Incident #6 - My sister and her boyfriend go M.I.A.

No, I do not mean my sister and her boyfriend turned into Indians and started singing about sticks and weed; I mean after running around aimlessly, I return to my car only to find that my other two companions (there were 4 of us total) were no longer sitting in the backseat of my car. This is when I decided that whoever coined the phrase "things could always be worse" was a very intelligent and experienced individual, or me in a past life.

I call my sister. No answer. I call her boyfriend. No answer. I keep calling. I keep getting no answer. Then I get a text saying they got a ride home. I wish I was the type of person who would think, "Oh good! As long as they are safe, I am happy!" But I'm not. I'm the type of person who would and DID think, "WHY DIDN'T YOU GIVE ME A RIDE YOU ASSHOLES."

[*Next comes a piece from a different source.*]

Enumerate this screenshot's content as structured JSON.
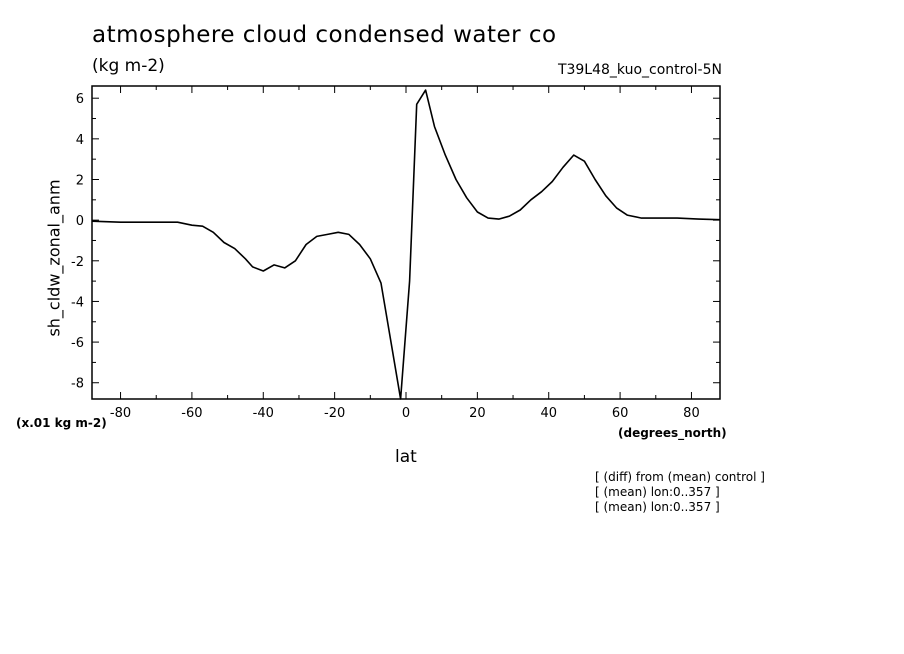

Now, if you heard this story from the other three, I'm sure everyone's perspective on the tale would be quite different: my sister would talk about how she had to sit in a freezing car for hours while watching one person get punched and then another person chasing him around with two handfuls of napkins yelling at him to calm down; my sister's boyfriend would talk about how he had to call his grandparents to pick him up in the middle of the night and drive another 40 minutes to take his girlfriend home; my friend would talk about getting punched in the face and bleeding nonstop out of his nose and out of his lip and having to tell his friend he was with a trillion times to put away the damn napkins; but I am the one telling this story, so you will hear my perspective.

It was me. And my donut tire. Both of us quite still, both of us remotely quiet, and both of us not really sure where our lives would go from there. I did not imagine the night would come to this, but it had, and there was nothing I could do about it but sit and pet my donut for being the only one there with me. And then, 30 minutes later, I get a phone call.

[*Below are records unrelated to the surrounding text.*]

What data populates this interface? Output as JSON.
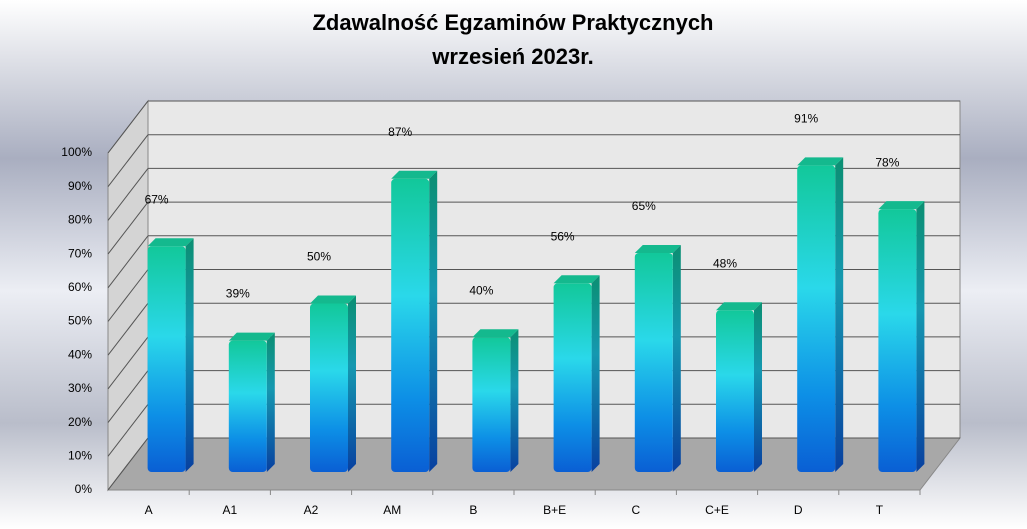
{
  "chart_data": {
    "type": "bar3d",
    "title": "Zdawalność Egzaminów Praktycznych",
    "subtitle": "wrzesień 2023r.",
    "categories": [
      "A",
      "A1",
      "A2",
      "AM",
      "B",
      "B+E",
      "C",
      "C+E",
      "D",
      "T"
    ],
    "values": [
      67,
      39,
      50,
      87,
      40,
      56,
      65,
      48,
      91,
      78
    ],
    "value_labels": [
      "67%",
      "39%",
      "50%",
      "87%",
      "40%",
      "56%",
      "65%",
      "48%",
      "91%",
      "78%"
    ],
    "ylim": [
      0,
      100
    ],
    "yticks": [
      {
        "value": 0,
        "label": "0%"
      },
      {
        "value": 10,
        "label": "10%"
      },
      {
        "value": 20,
        "label": "20%"
      },
      {
        "value": 30,
        "label": "30%"
      },
      {
        "value": 40,
        "label": "40%"
      },
      {
        "value": 50,
        "label": "50%"
      },
      {
        "value": 60,
        "label": "60%"
      },
      {
        "value": 70,
        "label": "70%"
      },
      {
        "value": 80,
        "label": "80%"
      },
      {
        "value": 90,
        "label": "90%"
      },
      {
        "value": 100,
        "label": "100%"
      }
    ],
    "grid": true
  }
}
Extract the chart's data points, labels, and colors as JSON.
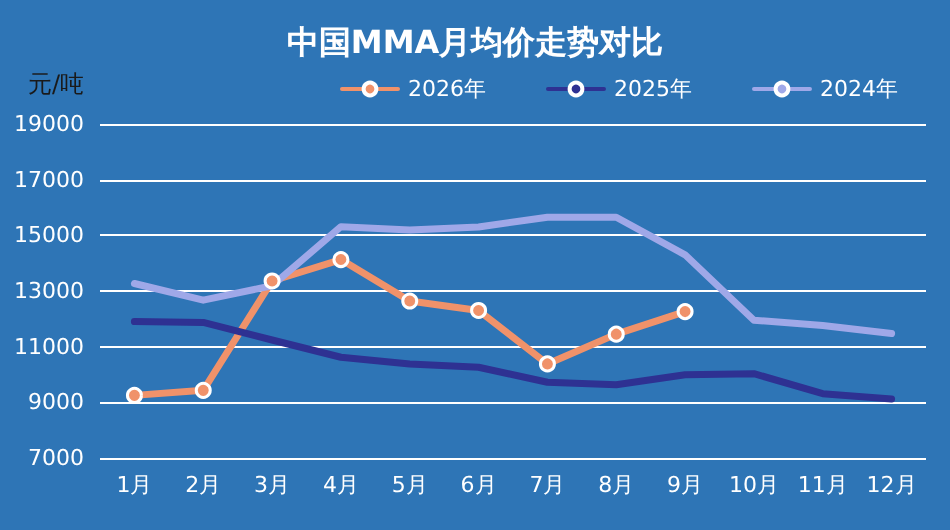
{
  "chart_data": {
    "type": "line",
    "title": "中国MMA月均价走势对比",
    "ylabel": "元/吨",
    "categories": [
      "1月",
      "2月",
      "3月",
      "4月",
      "5月",
      "6月",
      "7月",
      "8月",
      "9月",
      "10月",
      "11月",
      "12月"
    ],
    "series": [
      {
        "name": "2026年",
        "color": "#f0926a",
        "marker": "circle",
        "values": [
          9250,
          9430,
          13360,
          14130,
          12640,
          12300,
          10380,
          11450,
          12260,
          null,
          null,
          null
        ]
      },
      {
        "name": "2025年",
        "color": "#2e3192",
        "marker": "none",
        "values": [
          11900,
          11870,
          11240,
          10620,
          10380,
          10260,
          9720,
          9630,
          9990,
          10030,
          9310,
          9120
        ]
      },
      {
        "name": "2024年",
        "color": "#9fa8e8",
        "marker": "none",
        "values": [
          13270,
          12670,
          13190,
          15310,
          15190,
          15300,
          15650,
          15650,
          14300,
          11950,
          11760,
          11470
        ]
      }
    ],
    "ylim": [
      7000,
      19000
    ],
    "yticks": [
      7000,
      9000,
      11000,
      13000,
      15000,
      17000,
      19000
    ],
    "grid": "y",
    "legend": "top"
  }
}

Incident #7 - I get a phone call.

Yes, I do realize I put "I get a phone call" twice in a row, and THAT, my friends, is strictly for dramatic purposes, which is exactly why I am about to say it for a third time: I get a phone call. From my father.

"WHERE. Are you."

"Heyyyyy Dadddddd..."

The rest is history, history that involved my dad having to come pick me up at 3 in the morning, me having to call my friend's mom since he was nowhere to be found, and me being grounded for the time being. Which is, just for the record, completely understandable, whether I admitted it at the time or not.

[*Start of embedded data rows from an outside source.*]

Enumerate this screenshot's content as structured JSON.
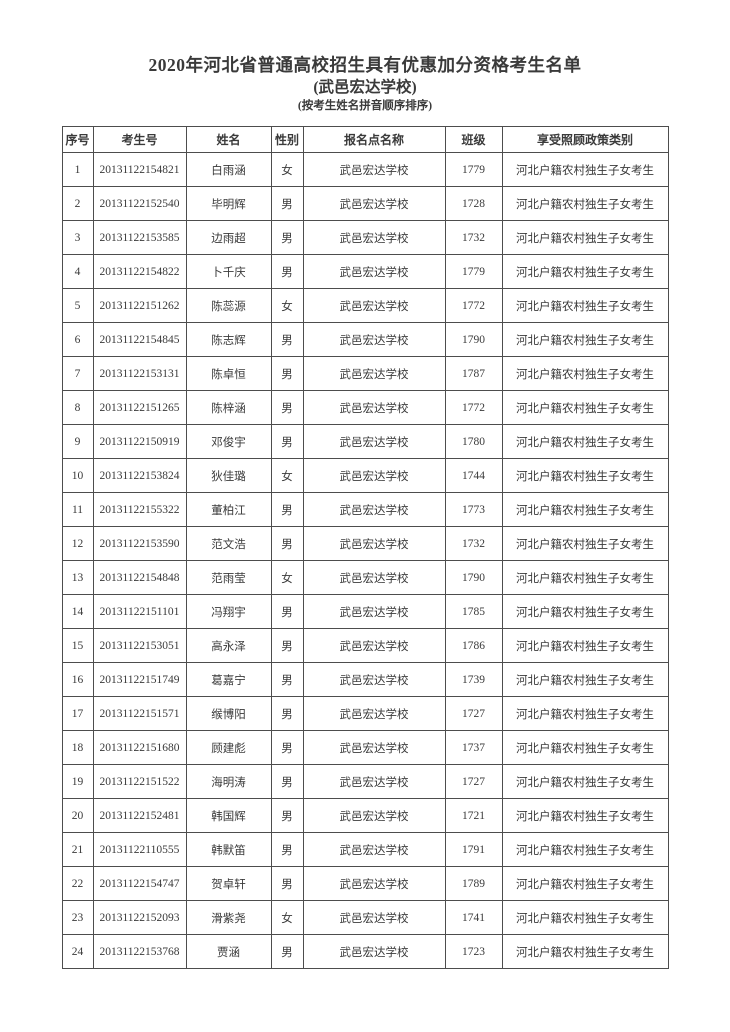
{
  "page": {
    "title": "2020年河北省普通高校招生具有优惠加分资格考生名单",
    "subtitle": "(武邑宏达学校)",
    "sort_note": "(按考生姓名拼音顺序排序)"
  },
  "table": {
    "columns": [
      "序号",
      "考生号",
      "姓名",
      "性别",
      "报名点名称",
      "班级",
      "享受照顾政策类别"
    ],
    "rows": [
      [
        "1",
        "20131122154821",
        "白雨涵",
        "女",
        "武邑宏达学校",
        "1779",
        "河北户籍农村独生子女考生"
      ],
      [
        "2",
        "20131122152540",
        "毕明辉",
        "男",
        "武邑宏达学校",
        "1728",
        "河北户籍农村独生子女考生"
      ],
      [
        "3",
        "20131122153585",
        "边雨超",
        "男",
        "武邑宏达学校",
        "1732",
        "河北户籍农村独生子女考生"
      ],
      [
        "4",
        "20131122154822",
        "卜千庆",
        "男",
        "武邑宏达学校",
        "1779",
        "河北户籍农村独生子女考生"
      ],
      [
        "5",
        "20131122151262",
        "陈蕊源",
        "女",
        "武邑宏达学校",
        "1772",
        "河北户籍农村独生子女考生"
      ],
      [
        "6",
        "20131122154845",
        "陈志辉",
        "男",
        "武邑宏达学校",
        "1790",
        "河北户籍农村独生子女考生"
      ],
      [
        "7",
        "20131122153131",
        "陈卓恒",
        "男",
        "武邑宏达学校",
        "1787",
        "河北户籍农村独生子女考生"
      ],
      [
        "8",
        "20131122151265",
        "陈梓涵",
        "男",
        "武邑宏达学校",
        "1772",
        "河北户籍农村独生子女考生"
      ],
      [
        "9",
        "20131122150919",
        "邓俊宇",
        "男",
        "武邑宏达学校",
        "1780",
        "河北户籍农村独生子女考生"
      ],
      [
        "10",
        "20131122153824",
        "狄佳璐",
        "女",
        "武邑宏达学校",
        "1744",
        "河北户籍农村独生子女考生"
      ],
      [
        "11",
        "20131122155322",
        "董柏江",
        "男",
        "武邑宏达学校",
        "1773",
        "河北户籍农村独生子女考生"
      ],
      [
        "12",
        "20131122153590",
        "范文浩",
        "男",
        "武邑宏达学校",
        "1732",
        "河北户籍农村独生子女考生"
      ],
      [
        "13",
        "20131122154848",
        "范雨莹",
        "女",
        "武邑宏达学校",
        "1790",
        "河北户籍农村独生子女考生"
      ],
      [
        "14",
        "20131122151101",
        "冯翔宇",
        "男",
        "武邑宏达学校",
        "1785",
        "河北户籍农村独生子女考生"
      ],
      [
        "15",
        "20131122153051",
        "高永泽",
        "男",
        "武邑宏达学校",
        "1786",
        "河北户籍农村独生子女考生"
      ],
      [
        "16",
        "20131122151749",
        "葛嘉宁",
        "男",
        "武邑宏达学校",
        "1739",
        "河北户籍农村独生子女考生"
      ],
      [
        "17",
        "20131122151571",
        "缑博阳",
        "男",
        "武邑宏达学校",
        "1727",
        "河北户籍农村独生子女考生"
      ],
      [
        "18",
        "20131122151680",
        "顾建彪",
        "男",
        "武邑宏达学校",
        "1737",
        "河北户籍农村独生子女考生"
      ],
      [
        "19",
        "20131122151522",
        "海明涛",
        "男",
        "武邑宏达学校",
        "1727",
        "河北户籍农村独生子女考生"
      ],
      [
        "20",
        "20131122152481",
        "韩国辉",
        "男",
        "武邑宏达学校",
        "1721",
        "河北户籍农村独生子女考生"
      ],
      [
        "21",
        "20131122110555",
        "韩默笛",
        "男",
        "武邑宏达学校",
        "1791",
        "河北户籍农村独生子女考生"
      ],
      [
        "22",
        "20131122154747",
        "贺卓轩",
        "男",
        "武邑宏达学校",
        "1789",
        "河北户籍农村独生子女考生"
      ],
      [
        "23",
        "20131122152093",
        "滑紫尧",
        "女",
        "武邑宏达学校",
        "1741",
        "河北户籍农村独生子女考生"
      ],
      [
        "24",
        "20131122153768",
        "贾涵",
        "男",
        "武邑宏达学校",
        "1723",
        "河北户籍农村独生子女考生"
      ]
    ]
  },
  "colors": {
    "text": "#3a3a3a",
    "border": "#4d4d4d",
    "background": "#ffffff"
  }
}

The Final Outcome - Everyone is a-okay.

I do hope you already assumed everything turned out just fine, because if it had not, I would not be writing a humorous story about it, because I am not that warped of a human being. Now, when I say "just fine" I do not mean there were no consequences. Of course there were consequences, like me being grounded and having to pay for my car being towed and my new tire and a car wash to get the puke off and the memory of an absolutely horrid night embedded into my head and YES, there were consequences. But, as Ralph Waldo Emerson said, "All life is an experiment. The more experiments you make the better." This experiment just didn't turn out so well. Blasted curbs.